Sur terre, ils se retranchaient comme dans un camp en s’entourant de leurs chariots. Sur les rivières & dans les havres, des barques pleines d’hommes armés faiſaient la garde autour d’eux.

Et dans les camps, des mouſquetaires & arquebuſiers les gardaient des surpriſes de l’ennemi.

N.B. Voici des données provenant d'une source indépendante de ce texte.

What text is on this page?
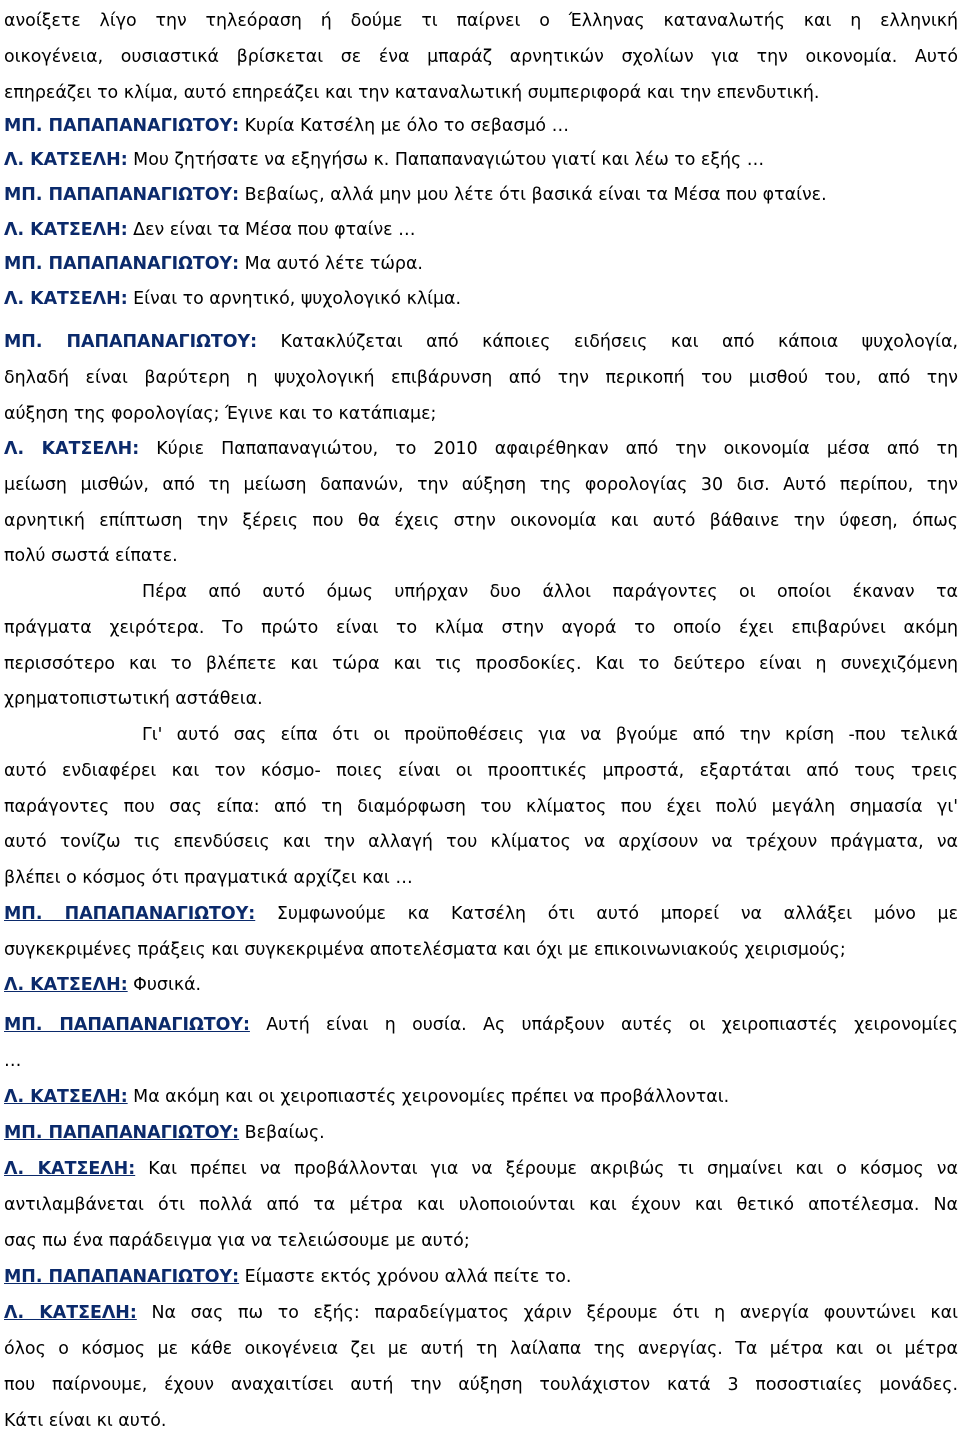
ανοίξετε λίγο την τηλεόραση ή δούμε τι παίρνει ο Έλληνας καταναλωτής και η ελληνική
οικογένεια, ουσιαστικά βρίσκεται σε ένα μπαράζ αρνητικών σχολίων για την οικονομία. Αυτό
επηρεάζει το κλίμα, αυτό επηρεάζει και την καταναλωτική συμπεριφορά και την επενδυτική.
ΜΠ. ΠΑΠΑΠΑΝΑΓΙΩΤΟΥ: Κυρία Κατσέλη με όλο το σεβασμό …
Λ. ΚΑΤΣΕΛΗ: Μου ζητήσατε να εξηγήσω κ. Παπαπαναγιώτου γιατί και λέω το εξής …
ΜΠ. ΠΑΠΑΠΑΝΑΓΙΩΤΟΥ: Βεβαίως, αλλά μην μου λέτε ότι βασικά είναι τα Μέσα που φταίνε.
Λ. ΚΑΤΣΕΛΗ: Δεν είναι τα Μέσα που φταίνε …
ΜΠ. ΠΑΠΑΠΑΝΑΓΙΩΤΟΥ: Μα αυτό λέτε τώρα.
Λ. ΚΑΤΣΕΛΗ: Είναι το αρνητικό, ψυχολογικό κλίμα.
ΜΠ. ΠΑΠΑΠΑΝΑΓΙΩΤΟΥ: Κατακλύζεται από κάποιες ειδήσεις και από κάποια ψυχολογία,
δηλαδή είναι βαρύτερη η ψυχολογική επιβάρυνση από την περικοπή του μισθού του, από την
αύξηση της φορολογίας; Έγινε και το κατάπιαμε;
Λ. ΚΑΤΣΕΛΗ: Κύριε Παπαπαναγιώτου, το 2010 αφαιρέθηκαν από την οικονομία μέσα από τη
μείωση μισθών, από τη μείωση δαπανών, την αύξηση της φορολογίας 30 δισ. Αυτό περίπου, την
αρνητική επίπτωση την ξέρεις που θα έχεις στην οικονομία και αυτό βάθαινε την ύφεση, όπως
πολύ σωστά είπατε.
Πέρα από αυτό όμως υπήρχαν δυο άλλοι παράγοντες οι οποίοι έκαναν τα
πράγματα χειρότερα. Το πρώτο είναι το κλίμα στην αγορά το οποίο έχει επιβαρύνει ακόμη
περισσότερο και το βλέπετε και τώρα και τις προσδοκίες. Και το δεύτερο είναι η συνεχιζόμενη
χρηματοπιστωτική αστάθεια.
Γι' αυτό σας είπα ότι οι προϋποθέσεις για να βγούμε από την κρίση -που τελικά
αυτό ενδιαφέρει και τον κόσμο- ποιες είναι οι προοπτικές μπροστά, εξαρτάται από τους τρεις
παράγοντες που σας είπα: από τη διαμόρφωση του κλίματος που έχει πολύ μεγάλη σημασία γι'
αυτό τονίζω τις επενδύσεις και την αλλαγή του κλίματος να αρχίσουν να τρέχουν πράγματα, να
βλέπει ο κόσμος ότι πραγματικά αρχίζει και …
ΜΠ. ΠΑΠΑΠΑΝΑΓΙΩΤΟΥ: Συμφωνούμε κα Κατσέλη ότι αυτό μπορεί να αλλάξει μόνο με
συγκεκριμένες πράξεις και συγκεκριμένα αποτελέσματα και όχι με επικοινωνιακούς χειρισμούς;
Λ. ΚΑΤΣΕΛΗ: Φυσικά.
ΜΠ. ΠΑΠΑΠΑΝΑΓΙΩΤΟΥ: Αυτή είναι η ουσία. Ας υπάρξουν αυτές οι χειροπιαστές χειρονομίες
…
Λ. ΚΑΤΣΕΛΗ: Μα ακόμη και οι χειροπιαστές χειρονομίες πρέπει να προβάλλονται.
ΜΠ. ΠΑΠΑΠΑΝΑΓΙΩΤΟΥ: Βεβαίως.
Λ. ΚΑΤΣΕΛΗ: Και πρέπει να προβάλλονται για να ξέρουμε ακριβώς τι σημαίνει και ο κόσμος να
αντιλαμβάνεται ότι πολλά από τα μέτρα και υλοποιούνται και έχουν και θετικό αποτέλεσμα. Να
σας πω ένα παράδειγμα για να τελειώσουμε με αυτό;
ΜΠ. ΠΑΠΑΠΑΝΑΓΙΩΤΟΥ: Είμαστε εκτός χρόνου αλλά πείτε το.
Λ. ΚΑΤΣΕΛΗ: Να σας πω το εξής: παραδείγματος χάριν ξέρουμε ότι η ανεργία φουντώνει και
όλος ο κόσμος με κάθε οικογένεια ζει με αυτή τη λαίλαπα της ανεργίας. Τα μέτρα και οι μέτρα
που παίρνουμε, έχουν αναχαιτίσει αυτή την αύξηση τουλάχιστον κατά 3 ποσοστιαίες μονάδες.
Κάτι είναι κι αυτό.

Et ainſi la parole de liberté fut entendue de toutes parts sur la terre des pères.


XI


Ulenſpiegel & Lamme étant à Bruges, avec leur chariot qu’ils laiſſèrent en une cour voiſine, entrèrent en l’égliſe du Saint-Sauveur, au lieu d’aller à la taverne, car il n’y avait plus dans leurs eſcarcelles nul joyeux tintement de monnaie.

Le père Cornelis Adriaenſen, frère mineur, sale, éhonté, furieux & aboyeur prédicant, se démenait ce jour-là dans la chaire de vérité.

De jeunes & belles dévotes se preſſaient autour.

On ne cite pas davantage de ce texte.